From: "Clement Dupuis" <cdupuis () cccure org>
Date: Fri, 29 Oct 2004 21:25:34 -0400

They do not have to modify NMAP, it is fine as it is.

They might have to change arguments that are passed to NMAP or if you tell
us your exact configuration it might help.

Clement


-----Original Message-----
From: Ghaith Nasrawi [mailto:libero () aucegypt edu] 
Sent: Thursday, October 28, 2004 10:44 PM
To: Fyodor
Cc: Mogren, Jack L.; Security Basics
Subject: Re: Advice on Fastest NMAP Scan

when I try nmap scanning within Nessus, it just take ages to finish the
initial scanning process. I think nessus developers should make of the
new modifications to nmap in order to speed up the whole process of 
assessing vuln. targets.


On Tue, 2004-10-26 at 23:05, Fyodor wrote:
On Tue, Oct 26, 2004 at 09:58:50AM -0500, Mogren, Jack L. wrote:
 
Here's what I've come up with so far.

nmap -O -T4 -PE -F --osscan_limit -oX /home/security/test.xml -iL
/home/security/ip_addresses.txt

  Any comments or suggestions?

First off, make sure that you are using Nmap 3.75.  Nmap 3.70 included
a complete port scan engine rewrite for better performance (among
other advantages) and then 3.75 tweaked it to be even better.  You can
obtain Nmap 3.75 from http://www.insecure.org/nmap .
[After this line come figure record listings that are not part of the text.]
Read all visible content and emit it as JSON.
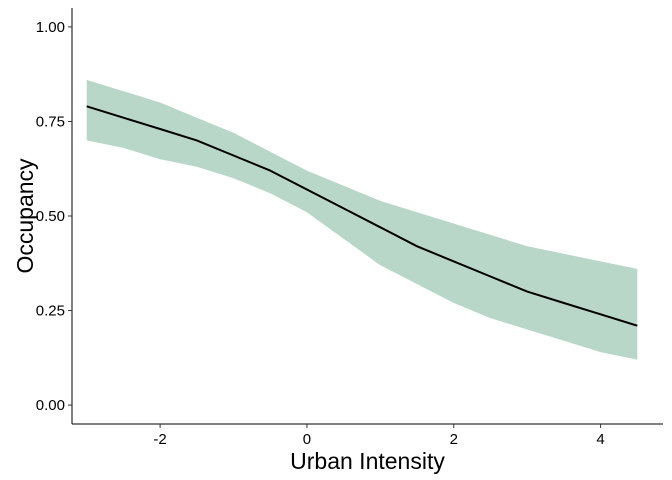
{
  "chart_data": {
    "type": "line",
    "title": "",
    "xlabel": "Urban Intensity",
    "ylabel": "Occupancy",
    "xlim": [
      -3.2,
      4.85
    ],
    "ylim": [
      -0.05,
      1.05
    ],
    "grid": false,
    "legend": "none",
    "x_ticks": [
      {
        "value": -2,
        "label": "-2"
      },
      {
        "value": 0,
        "label": "0"
      },
      {
        "value": 2,
        "label": "2"
      },
      {
        "value": 4,
        "label": "4"
      }
    ],
    "y_ticks": [
      {
        "value": 0.0,
        "label": "0.00"
      },
      {
        "value": 0.25,
        "label": "0.25"
      },
      {
        "value": 0.5,
        "label": "0.50"
      },
      {
        "value": 0.75,
        "label": "0.75"
      },
      {
        "value": 1.0,
        "label": "1.00"
      }
    ],
    "series": [
      {
        "x": [
          -3.0,
          -2.5,
          -2.0,
          -1.5,
          -1.0,
          -0.5,
          0.0,
          0.5,
          1.0,
          1.5,
          2.0,
          2.5,
          3.0,
          3.5,
          4.0,
          4.5
        ],
        "y": [
          0.79,
          0.76,
          0.73,
          0.7,
          0.66,
          0.62,
          0.57,
          0.52,
          0.47,
          0.42,
          0.38,
          0.34,
          0.3,
          0.27,
          0.24,
          0.21
        ],
        "lower": [
          0.7,
          0.68,
          0.65,
          0.63,
          0.6,
          0.56,
          0.51,
          0.44,
          0.37,
          0.32,
          0.27,
          0.23,
          0.2,
          0.17,
          0.14,
          0.12
        ],
        "upper": [
          0.86,
          0.83,
          0.8,
          0.76,
          0.72,
          0.67,
          0.62,
          0.58,
          0.54,
          0.51,
          0.48,
          0.45,
          0.42,
          0.4,
          0.38,
          0.36
        ],
        "line_color": "#000000",
        "band_color": "#b8d7c8"
      }
    ]
  }
}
Since you know your network, you may be able to help Nmap by setting a
maximum retransmission timeout.  Are you scanning over multiple
continents, or just a local network?  If you can assume that responses
won't take more than 100ms, add --max_rtt_timeout 100 for a big speed
boost.  Also, use a large host group such as --min_hostgroup 128 so
that many hosts are scanned in parallel.  Play with the numbers a bit
to figure out what works best on your particular network.  You could
also consider a custom nmap-services file with just a couple hundred
of the most common TCP ports.  Even the -F option still scans more
than 1200 ports by default.

I would be interested to hear how it goes.  If you find that it is too
slow for your needs, let me know.  I am working on a performance
chapter of my upcoming O'Reilly Nmap book, so I have studied several
such large network situations.  A class B and several class C's
shouldn't be any problem at all for regular scanning.  Your "entire
private address space" make take a while, depending on your setup.
Scanning 10.0.0.0/8 is 16 million IPs, so don't expect it to complete
during lunch.  Some of the tools that claim incredibly speeds don't
even handle retransmissions or other reliability requirements.